Questionné sur le fait que le maire EELV de Grenoble, Eric Piolle, réfléchit à autoriser le burkini dans les piscines municipales de sa ville, Pierre Jouvet a fait valoir qu’il était « contre le burkini », en disant qu’« Eric Piolle fera ce qu’il veut à Grenoble ». « Mais est-ce que le rassemblement de la gauche, ce n’est pas aussi avoir des avancées et des pensées différentes pour certains ? Est-ce que le sujet du burkini est le sujet central de ce qui va intéresser les Françaises et les Français ? Non », a jugé le porte-parole du PS, mettant en avant que les questions autour du pouvoir d’achat lui paraissaient bien plus importantes.

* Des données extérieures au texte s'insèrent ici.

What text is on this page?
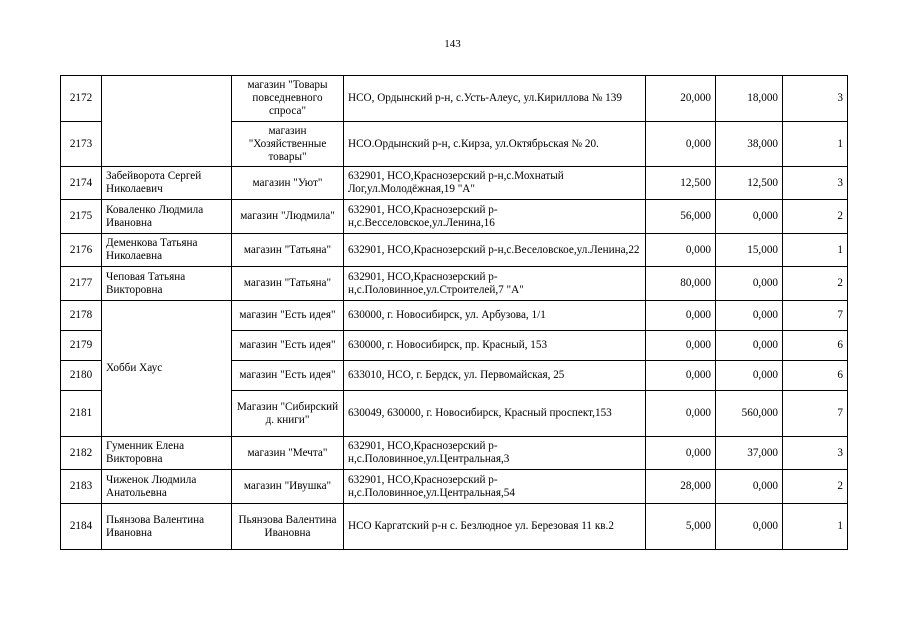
143
2172		магазин "Товары повседневного спроса"	НСО, Ордынский р-н, с.Усть-Алеус, ул.Кириллова № 139	20,000	18,000	3
2173		магазин "Хозяйственные товары"	НСО.Ордынский р-н, с.Кирза, ул.Октябрьская № 20.	0,000	38,000	1
2174	Забейворота Сергей Николаевич	магазин "Уют"	632901, НСО,Краснозерский р-н,с.Мохнатый Лог,ул.Молодёжная,19 "А"	12,500	12,500	3
2175	Коваленко Людмила Ивановна	магазин "Людмила"	632901, НСО,Краснозерский р-н,с.Весселовское,ул.Ленина,16	56,000	0,000	2
2176	Деменкова Татьяна Николаевна	магазин "Татьяна"	632901, НСО,Краснозерский р-н,с.Веселовское,ул.Ленина,22	0,000	15,000	1
2177	Чеповая Татьяна Викторовна	магазин "Татьяна"	632901, НСО,Краснозерский р-н,с.Половинное,ул.Строителей,7 "А"	80,000	0,000	2
2178	Хобби Хаус	магазин "Есть идея"	630000, г. Новосибирск, ул. Арбузова, 1/1	0,000	0,000	7
2179		магазин "Есть идея"	630000, г. Новосибирск, пр. Красный, 153	0,000	0,000	6
2180		магазин "Есть идея"	633010, НСО, г. Бердск, ул. Первомайская, 25	0,000	0,000	6
2181		Магазин "Сибирский д. книги"	630049, 630000, г. Новосибирск, Красный проспект,153	0,000	560,000	7
2182	Гуменник Елена Викторовна	магазин "Мечта"	632901, НСО,Краснозерский р-н,с.Половинное,ул.Центральная,3	0,000	37,000	3
2183	Чиженок Людмила Анатольевна	магазин "Ивушка"	632901, НСО,Краснозерский р-н,с.Половинное,ул.Центральная,54	28,000	0,000	2
2184	Пьянзова Валентина Ивановна	Пьянзова Валентина Ивановна	НСО Каргатский р-н с. Безлюдное ул. Березовая 11 кв.2	5,000	0,000	1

« J’entends beaucoup un ancien premier secrétaire du Parti socialiste, j’entends même des anciens élus socialistes qui sont aujourd’hui partis à La République en marche qui viennent nous donner des leçons. Je leur dis simplement : “Mais vous n’avez pas vu ce qui s’est passé ? Vous n’avez pas compris ce qui s’est passé ? Quand on fait 500 000 voix à une élection présidentielle, 500 000 voix, vous pensez que ce n’est pas ça, la disparition ?” », a questionné Pierre Jouvet.